Rechtliche Beurteilung
Die Angeklagten bekämpfen ihre Schuldsprüche mit getrennt ausgeführten, jeweils auf § 345 Abs. 1 Z 5 (die Anführung der Z 4 der zitierten Gesetzesstelle in der Beschwerde des Erstangeklagten beruht ersichtlich auf einem Versehen), 8 und 10 a StPO gestützten Nichtigkeitsbeschwerden, überdies die Strafaussprüche mit Berufung.
Den Nichtigkeitsbeschwerden kommt schon Berechtigung zu, soweit sie aus der Z 8 des § 345 Abs. 1 StPO die Unrichtigkeit der den Geschwornen erteilten Rechtsbelehrung rügen.

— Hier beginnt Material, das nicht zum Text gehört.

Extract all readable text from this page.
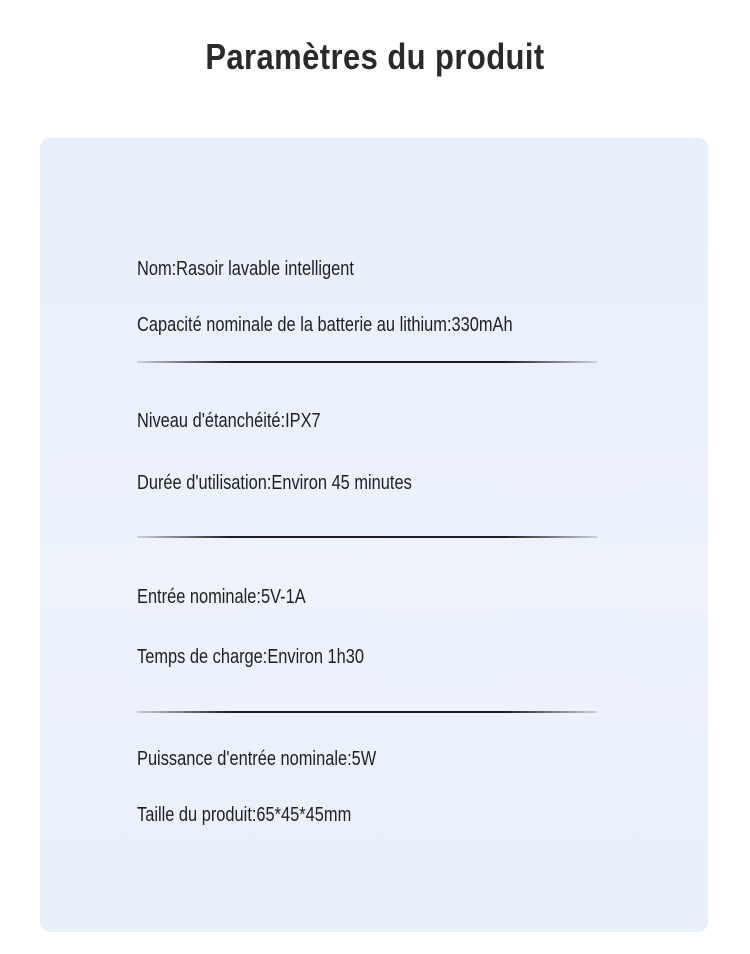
Paramètres du produit
Nom:Rasoir lavable intelligent
Capacité nominale de la batterie au lithium:330mAh
Niveau d'étanchéité:IPX7
Durée d'utilisation:Environ 45 minutes
Entrée nominale:5V-1A
Temps de charge:Environ 1h30
Puissance d'entrée nominale:5W
Taille du produit:65*45*45mm
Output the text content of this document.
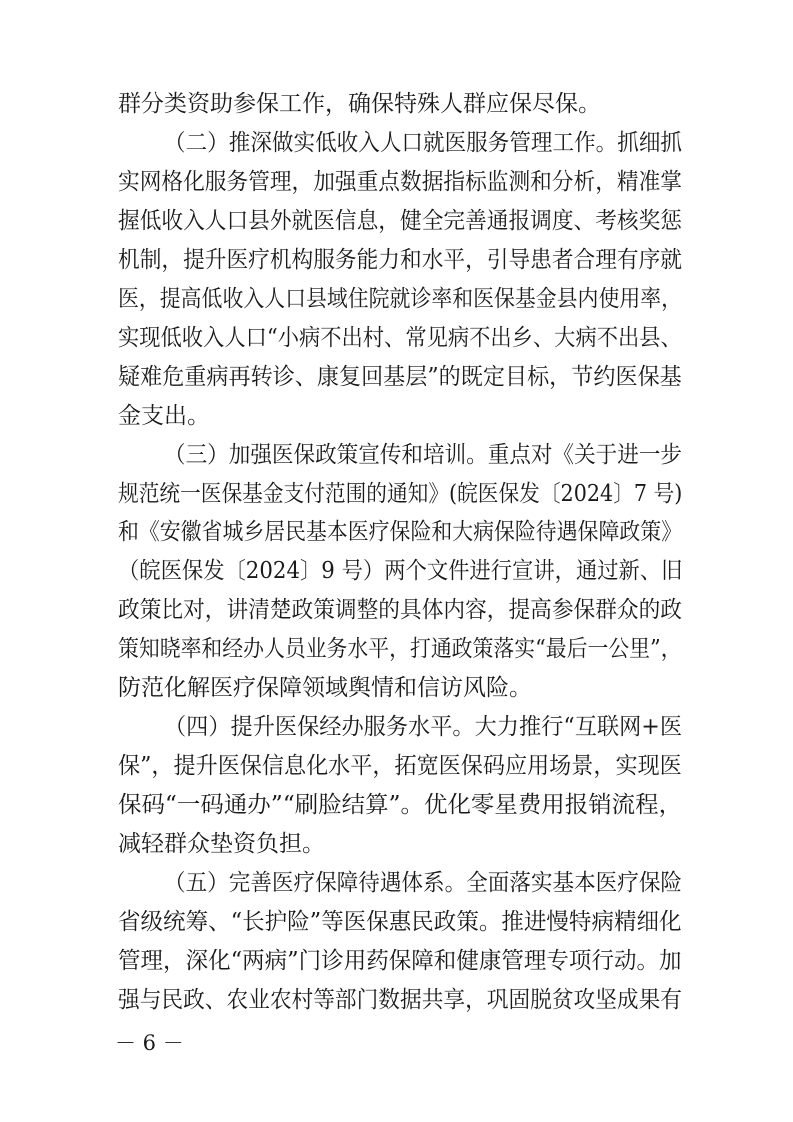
群分类资助参保工作，确保特殊人群应保尽保。
（二）推深做实低收入人口就医服务管理工作。抓细抓
实网格化服务管理，加强重点数据指标监测和分析，精准掌
握低收入人口县外就医信息，健全完善通报调度、考核奖惩
机制，提升医疗机构服务能力和水平，引导患者合理有序就
医，提高低收入人口县域住院就诊率和医保基金县内使用率，
实现低收入人口“小病不出村、常见病不出乡、大病不出县、
疑难危重病再转诊、康复回基层”的既定目标，节约医保基
金支出。
（三）加强医保政策宣传和培训。重点对《关于进一步
规范统一医保基金支付范围的通知》(皖医保发〔2024〕7 号)
和《安徽省城乡居民基本医疗保险和大病保险待遇保障政策》
（皖医保发〔2024〕9 号）两个文件进行宣讲，通过新、旧
政策比对，讲清楚政策调整的具体内容，提高参保群众的政
策知晓率和经办人员业务水平，打通政策落实“最后一公里”，
防范化解医疗保障领域舆情和信访风险。
（四）提升医保经办服务水平。大力推行“互联网+医
保”，提升医保信息化水平，拓宽医保码应用场景，实现医
保码“一码通办”“刷脸结算”。优化零星费用报销流程，
减轻群众垫资负担。
（五）完善医疗保障待遇体系。全面落实基本医疗保险
省级统筹、“长护险”等医保惠民政策。推进慢特病精细化
管理，深化“两病”门诊用药保障和健康管理专项行动。加
强与民政、农业农村等部门数据共享，巩固脱贫攻坚成果有
－ 6 －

Die vom Vorsitzenden nach § 321 Abs. 2 StPO niederschriftlich abzufassende Rechtsbelehrung, welche als Grundlage für die den Geschwornen im Beratungszimmer mündlich zu erteilende Belehrung dient (§ 323 Abs. 1 StPO), muß für jede Frage gesondert eine Darlegung der gesetzlichen Merkmale der strafbaren Handlung, auf welche die Haupt‑ oder Eventualfrage gerichtet ist, sowie eine Auslegung der in den einzelnen Fragen vorkommenden Ausdrücke des Gesetzes enthalten und das Verhältnis der einzelnen Fragen zueinander sowie die Folgen der Bejahung oder Verneinung jeder Frage klarlegen. Die Rechtsbelehrung hat eindeutig zu sein und den Geschwornen eine richtige Vorstellung von der für die Fragebeantwortung bedeutsamen Rechtslage zu vermitteln. Sie darf keine Aussage enthalten, welche bei Berücksichtigung ihrer den Laienrichtern zugänglichen sprachlichen Bedeutung und unter der Voraussetzung ihrer denkgesetzmäßigen Handhabung eine falsche Rechtsansicht nahezulegen vermag. Eine unrichtige Rechtsbelehrung im Sinne des eingewendeten Nichtigkeitsgrundes liegt vor, wenn ihr maßgebender Inhalt gesetzlichen Bestimmungen oder Grundsätzen des Strafrechtes oder des Strafverfahrensrechtes widerspricht; eine einer Unrichtigkeit der Rechtsbelehrung gleichzustellende Unvollständigkeit liegt dann vor, wenn es zufolge dieser Unvollständigkeit zu Mißverständnissen über die gesetzlichen Merkmale der strafbaren Handlung, auf die die Haupt‑ und (oder) Eventualfrage gerichtet ist, zu irriger Auslegung der in den einzelnen Fragen enthaltenen Ausdrücke des Gesetzes oder zu Irrtümern über das Verhältnis der einzelnen Fragen zueinander oder über die Folgen der Bejahung oder der Verneinung der einzelnen Fragen kommen kann, oder die Rechtsbelehrung überhaupt nach den Umständen des einzelnen Falles geeignet ist, die Geschwornen bei Beantwortung der an sie gestellten Fragen auf einen falschen Weg zu weisen (Mayerhofer‑Rieder StPO3 EGr 66 zu § 345 Abs. 1 Z 8).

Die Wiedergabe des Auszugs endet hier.